Nate le entregó las aletas y se encaramó a la delgada quilla para impulsarse hasta la lancha. Encendió la radio marítima de la consola y se puso a gritar.
—Clair, ¿me oyes? Pasmarote llamando a Atontado. Clair, ¿estás ahí?
—Pasmarote —intervino una voz masculina con tono oficial y severo—, le habla el Departamento de Conservación y Protección de Recursos Naturales. ¿Está ondeando la bandera de la licencia?
—Conservación, tenemos una situación de emergencia, hay un submarinista en apuros en nuestra otra lancha.
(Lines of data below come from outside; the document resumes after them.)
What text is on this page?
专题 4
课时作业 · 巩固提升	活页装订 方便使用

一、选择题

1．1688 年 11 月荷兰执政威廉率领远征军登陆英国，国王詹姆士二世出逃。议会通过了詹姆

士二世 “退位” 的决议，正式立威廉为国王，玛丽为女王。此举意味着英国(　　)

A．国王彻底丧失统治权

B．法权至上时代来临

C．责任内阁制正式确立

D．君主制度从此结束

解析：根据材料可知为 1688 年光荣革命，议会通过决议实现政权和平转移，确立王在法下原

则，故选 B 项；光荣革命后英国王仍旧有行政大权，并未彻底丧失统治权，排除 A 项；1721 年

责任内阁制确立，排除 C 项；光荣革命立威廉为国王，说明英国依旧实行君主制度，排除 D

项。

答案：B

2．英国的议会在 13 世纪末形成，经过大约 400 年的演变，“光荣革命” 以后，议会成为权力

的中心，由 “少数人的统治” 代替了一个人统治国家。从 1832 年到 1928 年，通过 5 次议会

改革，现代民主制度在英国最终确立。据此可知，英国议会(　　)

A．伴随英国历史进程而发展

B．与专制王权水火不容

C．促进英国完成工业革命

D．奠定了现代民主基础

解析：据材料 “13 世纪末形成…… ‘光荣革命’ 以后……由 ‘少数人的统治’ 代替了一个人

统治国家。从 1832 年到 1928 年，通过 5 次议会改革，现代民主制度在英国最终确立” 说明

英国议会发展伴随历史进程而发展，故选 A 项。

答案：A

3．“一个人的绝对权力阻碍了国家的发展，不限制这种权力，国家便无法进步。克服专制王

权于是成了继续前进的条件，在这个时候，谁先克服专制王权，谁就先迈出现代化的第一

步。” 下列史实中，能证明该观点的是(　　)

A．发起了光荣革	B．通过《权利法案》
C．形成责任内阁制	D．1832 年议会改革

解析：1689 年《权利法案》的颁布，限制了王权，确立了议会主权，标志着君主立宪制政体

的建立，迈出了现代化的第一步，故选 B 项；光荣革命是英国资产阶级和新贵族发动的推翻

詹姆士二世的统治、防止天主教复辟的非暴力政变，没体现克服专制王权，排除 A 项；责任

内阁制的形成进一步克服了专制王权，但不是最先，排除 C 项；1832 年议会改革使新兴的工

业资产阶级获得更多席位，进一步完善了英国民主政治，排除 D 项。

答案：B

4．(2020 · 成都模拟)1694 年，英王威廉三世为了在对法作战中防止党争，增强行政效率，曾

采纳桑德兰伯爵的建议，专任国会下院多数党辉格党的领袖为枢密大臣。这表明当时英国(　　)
Yo estoy atascado en el agua con una clavija rota. La otra lancha se encuentra a unos tres kilómetros del vertedero.
—Pasmarote, ¿por qué no está ondeando la bandera de la licencia?
—Porque se me ha olvidado, coño. Tenemos a dos submarinistas en el agua, seguramente los dos están en apuros, y la mujer que está a bordo no sabe montar una botella de descompresión. —Nate escrutó los alrededores y divisó el barco de la policía ballenera a unos mil metros al oeste, en dirección a Lanai. Estaba al lado de otra lancha. Nate reconoció la figura familiar del Conde en la proa, como la muerte con sombrero de primavera. ¡Qué cabrón!
—Pasmarote, no se mueva, vamos hacia ustedes.
—No vengan hacia nosotros. Yo no me voy a ir a ninguna parte. Diríjanse a la otra lancha. Repito, tienen una situación de emergencia y no contestan a la radio.
El morro de la lancha de Conservación y Protección se levantó sobre el agua con el impulso de dos fuerabordas de ciento veinticinco caballos Honda y fue directamente hacia ellos.
—¡Joder!
Nate dejó el micrófono y se puso a temblar, aunque no era debido a la temperatura, que en el canal era de veintisiete grados, sino a la frustración y el miedo. ¿Qué le habría pasado a Clay para que Amy fuese a rescatarlo? Quizá hubiera malinterpretado la situación y hubiera descendido innecesariamente. No tenía mucha experiencia en el agua; al menos eso era lo que creía Nate. Pero si todo iba bien, ¿por qué no habían subido aún?
—Kona, ¿Clair te dijo si veía a Amy y Clay?
—No, jefe, solo quería saber lo de la válvula. —El chico se sentó en la cubierta de la lancha, sosteniendo la cabeza entre las rodillas—. Lo siento, jefe. Creía que si era amarillo era sumergible. No lo sabía. Se me resbaló.
Nate quiso decirle al muchacho que no tenía importancia, pero no le gustaba mentir a la gente.
—Clay te inscribió en la licencia de investigación, ¿no, Kona? ¿Recuerdas si firmaste un papel con muchos nombres?
—No, tío. ¿Vienen los maderos?
—Sí, la policía ballenera. Y si Clay no te ha inscrito en la licencia tendrás que marcharte con ellos.